When Buffett’s warning deserves weight
If you are self-employed in a capital-intensive field — construction, transportation, manufacturing, specialized equipment services — and your business assets are aging, the depreciation on your return may genuinely represent future cash obligations that will arrive. In those cases, a lender who adds back depreciation without examining your actual capital expenditure history and asset condition is doing you no favors. You may qualify for a loan your future cash flow cannot comfortably support.
REASONS FOR CAUTION
• Capital-intensive assets require eventual cash replacement.
• Depreciation is pre-paid cash — the money is already gone.
• Aging business equipment signals future spending, not income.
• Isolated add-backs without CapEx review mislead lenders.
REASONS THE ADD-BACK STANDS
• Correct first step in converting earnings to cash flow.

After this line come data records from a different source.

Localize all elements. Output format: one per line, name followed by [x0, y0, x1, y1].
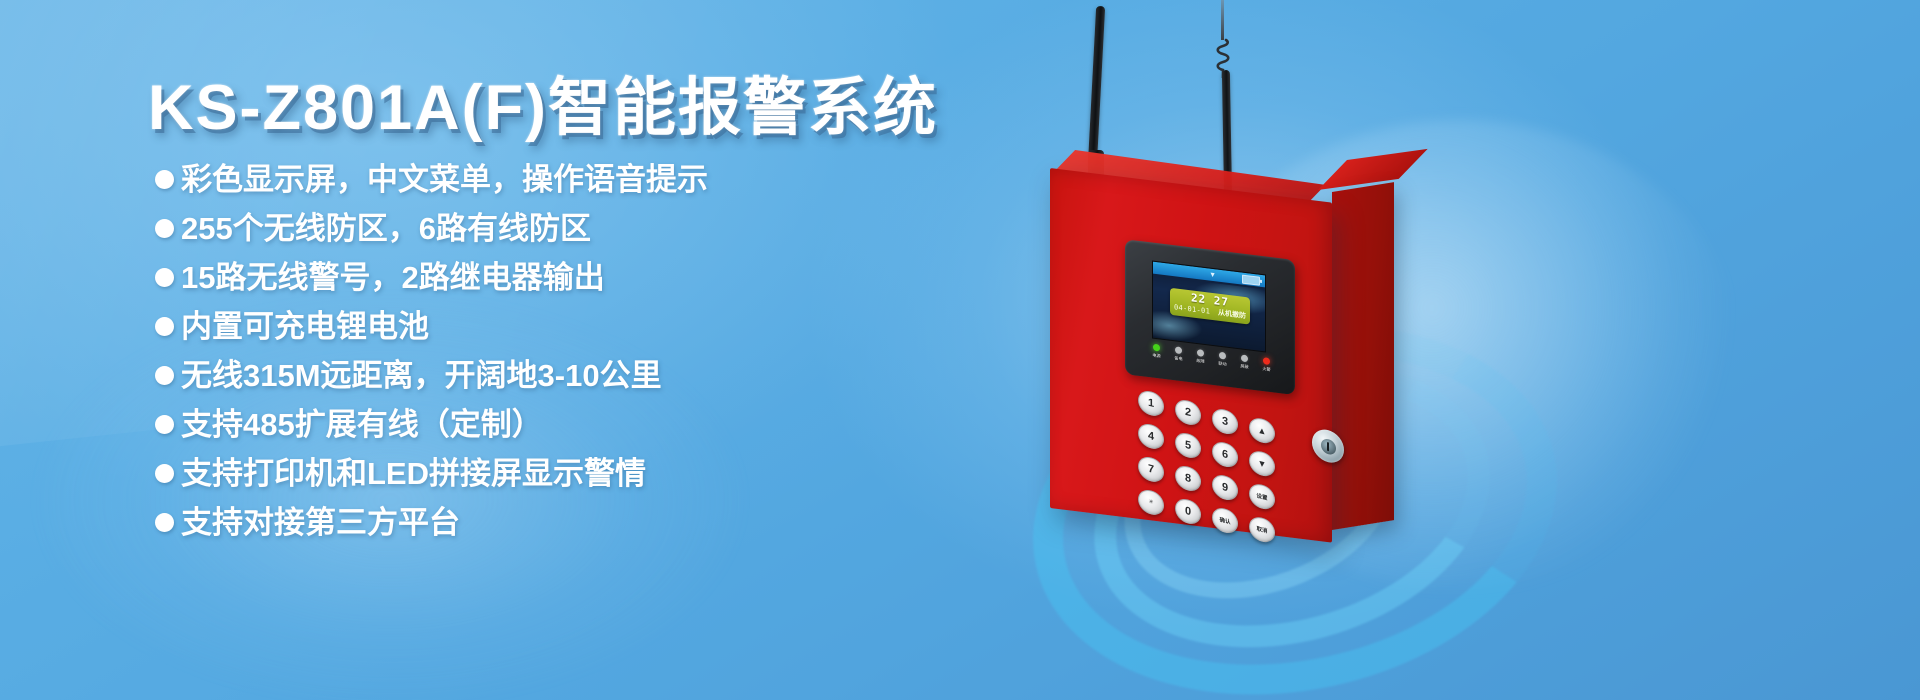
feature-text: 15路无线警号，2路继电器输出 — [181, 262, 605, 293]
key-9[interactable]: 9 — [1212, 472, 1238, 502]
led-indicator: 联动 — [1213, 351, 1231, 368]
key-setup[interactable]: 设置 — [1249, 481, 1275, 511]
antenna-left-icon — [1088, 6, 1105, 166]
led-indicator: 备电 — [1169, 346, 1187, 363]
feature-text: 彩色显示屏，中文菜单，操作语音提示 — [181, 164, 708, 195]
key-8[interactable]: 8 — [1175, 463, 1201, 493]
led-label: 屏蔽 — [1240, 364, 1248, 369]
led-fire-alarm-icon — [1263, 357, 1270, 365]
led-backup-icon — [1175, 346, 1182, 354]
led-label: 故障 — [1196, 359, 1204, 364]
key-star[interactable]: ✳ — [1138, 487, 1164, 517]
key-up-arrow[interactable]: ▲ — [1249, 415, 1275, 445]
cabinet-top-side-face — [1318, 149, 1428, 190]
led-label: 备电 — [1174, 356, 1182, 361]
list-item: 彩色显示屏，中文菜单，操作语音提示 — [155, 155, 1055, 203]
bullet-dot-icon — [155, 513, 174, 532]
list-item: 支持打印机和LED拼接屏显示警情 — [155, 449, 1055, 497]
feature-text: 无线315M远距离，开阔地3-10公里 — [181, 360, 662, 391]
led-label: 电源 — [1152, 354, 1160, 359]
battery-icon — [1242, 274, 1260, 285]
led-label: 火警 — [1262, 367, 1270, 372]
feature-text: 内置可充电锂电池 — [181, 311, 429, 342]
list-item: 内置可充电锂电池 — [155, 302, 1055, 350]
page-title: KS-Z801A(F)智能报警系统 — [148, 57, 938, 148]
key-3[interactable]: 3 — [1212, 406, 1238, 436]
list-item: 支持对接第三方平台 — [155, 498, 1055, 546]
led-fault-icon — [1197, 349, 1204, 357]
key-0[interactable]: 0 — [1175, 496, 1201, 526]
led-indicator: 故障 — [1191, 348, 1209, 365]
led-linkage-icon — [1219, 352, 1226, 360]
bullet-dot-icon — [155, 317, 174, 336]
lcd-mode: 从机撤防 — [1218, 308, 1246, 321]
feature-text: 支持对接第三方平台 — [181, 507, 460, 538]
led-indicator: 电源 — [1147, 343, 1165, 360]
cabinet-front-face: ▼ 22 27 04-01-01 从机撤防 电源 — [1050, 168, 1332, 543]
lock-core — [1321, 437, 1336, 456]
key-7[interactable]: 7 — [1138, 454, 1164, 484]
led-power-icon — [1153, 344, 1160, 352]
list-item: 15路无线警号，2路继电器输出 — [155, 253, 1055, 301]
list-item: 无线315M远距离，开阔地3-10公里 — [155, 351, 1055, 399]
key-2[interactable]: 2 — [1175, 397, 1201, 427]
feature-text: 255个无线防区，6路有线防区 — [181, 213, 591, 244]
list-item: 255个无线防区，6路有线防区 — [155, 204, 1055, 252]
bullet-dot-icon — [155, 170, 174, 189]
key-4[interactable]: 4 — [1138, 421, 1164, 451]
feature-list: 彩色显示屏，中文菜单，操作语音提示 255个无线防区，6路有线防区 15路无线警… — [155, 155, 1055, 547]
signal-icon: ▼ — [1209, 271, 1216, 279]
led-label: 联动 — [1218, 362, 1226, 367]
bullet-dot-icon — [155, 268, 174, 287]
led-shield-icon — [1241, 354, 1248, 362]
lcd-screen: ▼ 22 27 04-01-01 从机撤防 — [1152, 261, 1266, 353]
bullet-dot-icon — [155, 464, 174, 483]
control-faceplate: ▼ 22 27 04-01-01 从机撤防 电源 — [1125, 239, 1295, 395]
bullet-dot-icon — [155, 366, 174, 385]
antenna-right-whip — [1221, 0, 1224, 40]
key-cancel[interactable]: 取消 — [1249, 514, 1275, 544]
lcd-date: 04-01-01 — [1174, 303, 1210, 315]
feature-text: 支持485扩展有线（定制） — [181, 409, 543, 440]
lock-keyhole — [1327, 441, 1329, 450]
bullet-dot-icon — [155, 415, 174, 434]
banner-stage: KS-Z801A(F)智能报警系统 彩色显示屏，中文菜单，操作语音提示 255个… — [0, 0, 1920, 700]
key-6[interactable]: 6 — [1212, 439, 1238, 469]
feature-text: 支持打印机和LED拼接屏显示警情 — [181, 458, 646, 489]
cabinet-side-face — [1332, 182, 1394, 530]
key-1[interactable]: 1 — [1138, 388, 1164, 418]
key-down-arrow[interactable]: ▼ — [1249, 448, 1275, 478]
key-5[interactable]: 5 — [1175, 430, 1201, 460]
list-item: 支持485扩展有线（定制） — [155, 400, 1055, 448]
alarm-panel-device: ▼ 22 27 04-01-01 从机撤防 电源 — [940, 0, 1500, 700]
led-indicator: 屏蔽 — [1235, 354, 1253, 371]
bullet-dot-icon — [155, 219, 174, 238]
led-indicator: 火警 — [1257, 356, 1275, 373]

• Real estate often appreciates despite IRS depreciation schedules.
• Fannie Mae/Freddie Mac guidelines support it based on loan performance data.
• A valid tool when paired with full underwriting review.
THE PRACTICAL TAKEAWAY
Depreciation is neither a free pass nor a phantom line item — it occupies different positions on that spectrum depending on your business type, asset condition, and how your lender applies it. This is especially true if you are coming out of a divorce where income was contested. Work with a mortgage professional who understands this nuance and can document the add-back in a way that is both accurate and defensible. The most sophisticated lenders don’t simply add back depreciation and move on — they look at what is being depreciated, how old those assets are, and whether the income stream those assets generate is genuinely sustainable. That’s the analysis both sides of this debate would endorse.
This article is for informational purposes only and does not constitute financial, tax, legal, or mortgage advice.